I’m not saying countries are inherently unjust or that Sweden must have open borders. I’m saying there’s a difference between choosing future immigrants and changing the status of people already legally present (which to my understanding the party being discussed in this thread openly considers, but I could be misunderstanding their position).

I think the private-home analogy does not work in the instance of nation-states. States exercise legal power over people in ways private individuals do not, so due process and equal treatment matter more than an individual's personal preferences.

The concern should rest on someone’s actual beliefs or conduct rather than with the entire group to which they are born or reside. I’d rather see that addressed directly rather than be inferred from nationality or broad group averages (based on imperfect polling).

Practicalities matter but so does fairness to individuals.


Welcome back from purgatory!

>I’m saying there’s a difference between choosing future immigrants and changing the status of people already legally present

I'm sympathetic to this view. But ultimately legal residence doesn't rise to the level of citizenship and will always be 'second class' and subject to changing political winds. A nation should act with the interest of citizens. If allowing non-citizen residents is no longer in service to the interest of citizens, then that's too bad.

But aside from that, the view that once you are physically present in a country you can't be made to leave is dangerous in its own right. This strongly incentivizes closing any and all avenues to asylum or temporary residence due to hardship. If morality dictates there is no such thing as temporary residence, then there just will be no refuge given to the next wave of war refugees. Incentives matter, and your view creates some very unfortunate incentives.

>The concern should rest on someone’s actual beliefs or conduct rather than with the entire group to which they are born or reside. I’d rather see that addressed directly rather than be inferred from nationality or broad group averages

This is where ideals clash with reality. If it's not possible to determine views/culture until the person has demonstrated incompatibility (e.g. committing some crime), this burden is now on the existing citizens to absorb some increased level of crime for the sake of the immigrants. I don't recognize this as a legitimate moral duty.


I'm not saying that non-citizens have identical political rights to citizens or that temporary residence can never end.

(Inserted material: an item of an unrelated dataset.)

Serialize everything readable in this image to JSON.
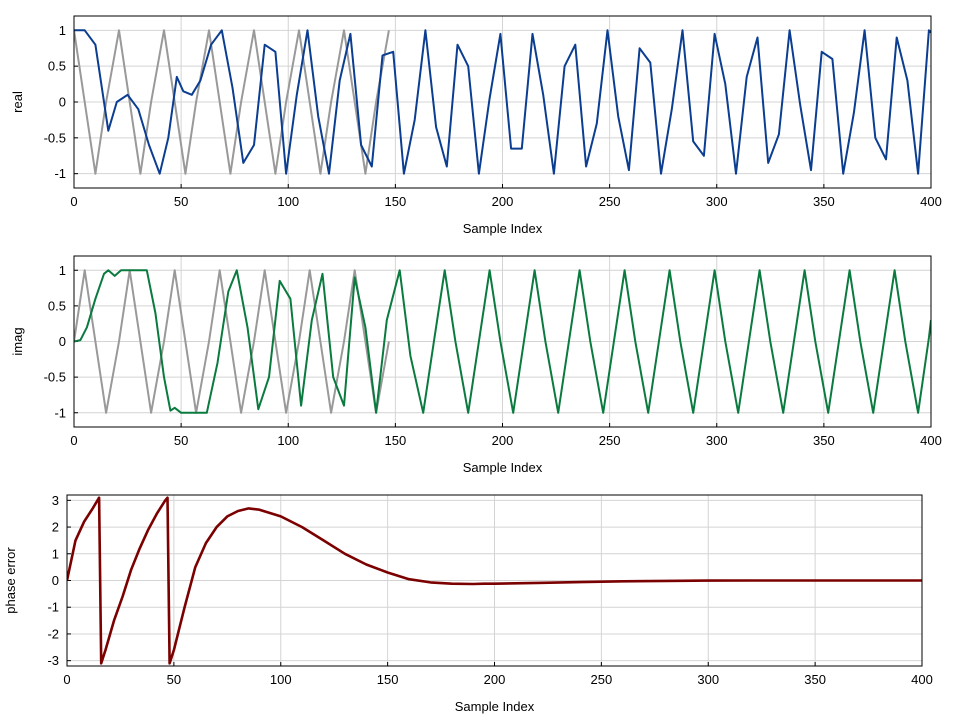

What I'm saying is that persons legally present in a country should not be penalized as a group based on nationality, religion or any other broad cultural polling/averages rather than individual conduct and due process of the law.

Citizenship can allow for some distinctions but it does not make non-citizens mere guests whose rights can be revoked at will. A state can regulate immigration but it still has the moral/ethical and legal duties to avoid arbitrary and discriminatory treatment of all persons under its jurisdiction, especially toward people it has already admitted lawfully.

There should never be 'second class' persons under the law and rights should not be "subject to changing political winds" as you seem to be suggesting, because that would mean there are no such thing as universal human rights which would put all persons (citizen or otherwise) in danger of losing their rights at the whims of the state or the majority.